The endothermic curve measured at a heating rate of / min has one or more endothermic peaks, and the highest peak point among the one or more endothermic peaks is A, and a perpendicular line from the point A to the temperature axis is A point that intersects with the base line of the endothermic curve is B, and a point that internally divides the perpendicular line segment AB at 9: 1 is C. A straight line parallel to the temperature axis passing through C intersects the endothermic curve at the lowest temperature side. D is the point at which the highest temperature intersects, and E is the point where the highest temperature crosses, the temperature width indicated by the length of the line segment DE is 20 ° C. or more, the average cell diameter is 10 μm or less, and the expansion ratio is 2 or more. A thermoplastic resin foam having a size of 40 times or less. 2. Use of a differential scanning calorimeter (DSC) at 10 ° C.

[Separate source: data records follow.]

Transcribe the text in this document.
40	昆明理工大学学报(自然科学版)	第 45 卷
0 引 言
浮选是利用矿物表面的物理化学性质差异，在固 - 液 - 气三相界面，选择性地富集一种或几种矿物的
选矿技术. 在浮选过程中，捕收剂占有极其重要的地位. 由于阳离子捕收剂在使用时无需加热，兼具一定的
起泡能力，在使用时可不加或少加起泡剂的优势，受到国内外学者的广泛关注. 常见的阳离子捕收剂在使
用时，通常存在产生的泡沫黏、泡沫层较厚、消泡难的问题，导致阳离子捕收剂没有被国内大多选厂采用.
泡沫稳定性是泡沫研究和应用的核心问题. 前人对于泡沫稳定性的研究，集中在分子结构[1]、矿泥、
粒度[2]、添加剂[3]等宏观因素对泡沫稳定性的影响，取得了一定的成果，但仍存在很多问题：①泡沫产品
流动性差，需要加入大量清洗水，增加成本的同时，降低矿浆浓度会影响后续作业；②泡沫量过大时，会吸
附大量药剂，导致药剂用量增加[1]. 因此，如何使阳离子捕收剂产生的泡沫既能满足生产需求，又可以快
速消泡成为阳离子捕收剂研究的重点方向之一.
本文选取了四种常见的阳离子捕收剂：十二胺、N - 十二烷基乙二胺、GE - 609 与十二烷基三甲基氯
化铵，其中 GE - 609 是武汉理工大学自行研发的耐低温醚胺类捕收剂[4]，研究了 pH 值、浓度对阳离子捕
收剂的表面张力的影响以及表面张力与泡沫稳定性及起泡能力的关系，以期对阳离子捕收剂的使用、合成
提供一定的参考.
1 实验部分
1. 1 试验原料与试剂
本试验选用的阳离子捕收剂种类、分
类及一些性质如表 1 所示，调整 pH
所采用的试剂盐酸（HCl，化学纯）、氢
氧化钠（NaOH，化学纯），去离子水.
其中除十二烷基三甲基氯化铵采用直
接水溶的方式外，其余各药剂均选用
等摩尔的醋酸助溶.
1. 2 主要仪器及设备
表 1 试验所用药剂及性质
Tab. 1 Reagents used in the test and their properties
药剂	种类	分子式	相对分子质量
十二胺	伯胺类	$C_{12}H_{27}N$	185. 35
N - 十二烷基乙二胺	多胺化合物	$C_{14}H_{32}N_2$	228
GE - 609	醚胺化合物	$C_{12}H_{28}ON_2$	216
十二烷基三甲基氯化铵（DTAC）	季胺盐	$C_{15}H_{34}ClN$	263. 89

The endothermic curve measured at a heating rate of / min has one or more endothermic peaks, and the highest peak point among the one or more endothermic peaks is A, and a perpendicular line from the point A to the temperature axis is A point that intersects with the base line of the endothermic curve is B, and a point that internally divides the perpendicular line segment AB at 9: 1 is C. A straight line parallel to the temperature axis passing through C intersects the endothermic curve at the lowest temperature side. Where D is the point of intersection and E is the point of intersection at the highest temperature, the critical temperature of the material to be impregnated into the crystalline thermoplastic resin having a temperature width indicated by the length of the line segment DE of 20 ° C. or more. A step of impregnating a fluid of the substance under a pressure equal to or higher than a pressure, and a step of releasing the crystalline thermoplastic resin impregnated with the substance from the pressurized state. Manufacturing method. 3. The method according to claim 2, wherein the step of releasing from the pressurized state is performed while the crystalline thermoplastic resin is at or below its melting point.